European Parliament Told Split Site Damages Climate
STRASBOURG, France, April 26, 2007 (ENS) - As the European Parliament Wednesday established a new climate change committee to develop policy options for the 27 member European Union, a new report was released documenting how the Parliament's own setup - with two locations and alternate meetings in Brussels and Strasbourg - is damaging the climate.
The new 60 member committee will start work May 10. It will draft proposals for a future climate change policy to be integrated across all EU member states and an EU negotiating position for climate policy after 2012, when the Kyoto Protocol expires.

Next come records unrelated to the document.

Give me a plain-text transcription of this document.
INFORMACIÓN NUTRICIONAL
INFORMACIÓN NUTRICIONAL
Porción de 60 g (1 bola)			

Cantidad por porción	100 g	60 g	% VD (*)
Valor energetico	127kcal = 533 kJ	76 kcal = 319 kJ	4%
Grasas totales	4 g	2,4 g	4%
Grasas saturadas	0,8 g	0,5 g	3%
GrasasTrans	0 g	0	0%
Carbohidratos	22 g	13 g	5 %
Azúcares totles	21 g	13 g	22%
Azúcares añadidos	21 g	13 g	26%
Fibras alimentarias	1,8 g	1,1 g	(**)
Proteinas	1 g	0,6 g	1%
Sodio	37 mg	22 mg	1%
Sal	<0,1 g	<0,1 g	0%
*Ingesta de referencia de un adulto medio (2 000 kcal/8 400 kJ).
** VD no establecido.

The EU is legally bound to meet the Kyoto target of reducing greenhouse gas emissions an average of 5.2 percent below 1990 levels by 2012.
With the Kyoto Protocol's targets due to expire in 2012, European Environment Commissioner Stavros Dimas welcomed the formation of the new committee. He underlined the urgent need to launch international negotiations on a new global agreement to combat climate change at the next UN ministerial conference on climate change in December.
Dimas said the new panel could play a role in encouraging third countries, particularly the United States, to take action to tackle climate change. It could be very helpful in raising awareness and in pushing climate change to the top of the international agenda, he said.
The committee will hold hearings with the parliaments and governments of the member states and third countries, the European institutions and international organizations, as well as representatives of the scientific community, business and civil society, including the networks of local and regional authorities.
The powers of the European Parliament’s standing committees on climate change remain in place while the temporary committee can recommend measures or initiatives.
The committee will draw up an inventory of recent advances and future prospects in combating climate change and study their environmental, legal, economic, social, geopolitical, regional and public health impact. The committee also will analyze and evaluate the application of existing EU climate legislation.
The first study of the climate change impacts of having two seats, warns that at a cost of more than €200 million euros and 20,268 metric tons of additional carbon dioxide emissions every year - more than some countries - such practice is damaging the environment and undermining EU efforts to cut CO2 emissions by 20 percent by 2020.
Based on "best case" data and estimates provided by the EU itself, the report includes only transport and energy emissions without examining other impacts. It projects that actual emissions are likely to be far higher, possibly in the region of 30,000 metric tons.
"The European Parliament is set to vote today to constitute a temporary committee on climate change," said Lambert on Wednesday. "Before we start throwing stones however, we should make sure that our own house or houses are in order."
Lambert and Lucas called on the EU to "put its own house in order" and end the "travelling circus" that sees 2,000 parliamentary staff and interpreters, nearly 1,000 assistants, journalists and lobbyists, 785 MEPs and 15 truck loads of trunks and documents relocated every month.
The study, researched by Professor of Sustainable Transport John Whitelegg of the Stockholm Environment Institute at the University of York, totals the extra carbon emissions generated every month by MEPs, staff, journalists and visitors travelling from Brussels to Strasbourg and back, the carbon costs of freight between the two sites, and the energy needed to maintain the two Parliament buildings.
The study reports that ending the Strasbourg parliamentary sessions would cut the need at a stroke for 2,650 offices, a debating chamber and nearly 50 conference rooms, most with full translation facilities. That could cut emissions by 3,928 tonnes of CO2 just in electricity and gas alone.
"This anachronistic arrangement is completely unnecessary and undermines the credibility of the EU in positioning itself as the leader in the global fight against climate change," she said.
Lambert said, "Strasbourg is a historic city that has symbolized post-war reconciliation but the European Parliament's Strasbourg seat has come to represent all that is wrong with the EU."
"Now we have evidence of the environmental damage it represents," said Lambert. "How much longer will EU heads of state and government bury their heads in the sand and refuse to end this ridiculous arrangement, which a clear majority of EU citizens and MEPs oppose?"
The Green MEPs suggest that the Parliament implement energy saving measures and a much greater use of video conferencing, update the EU's car fleet to make it more climate-friendly, and switch to a green energy provider.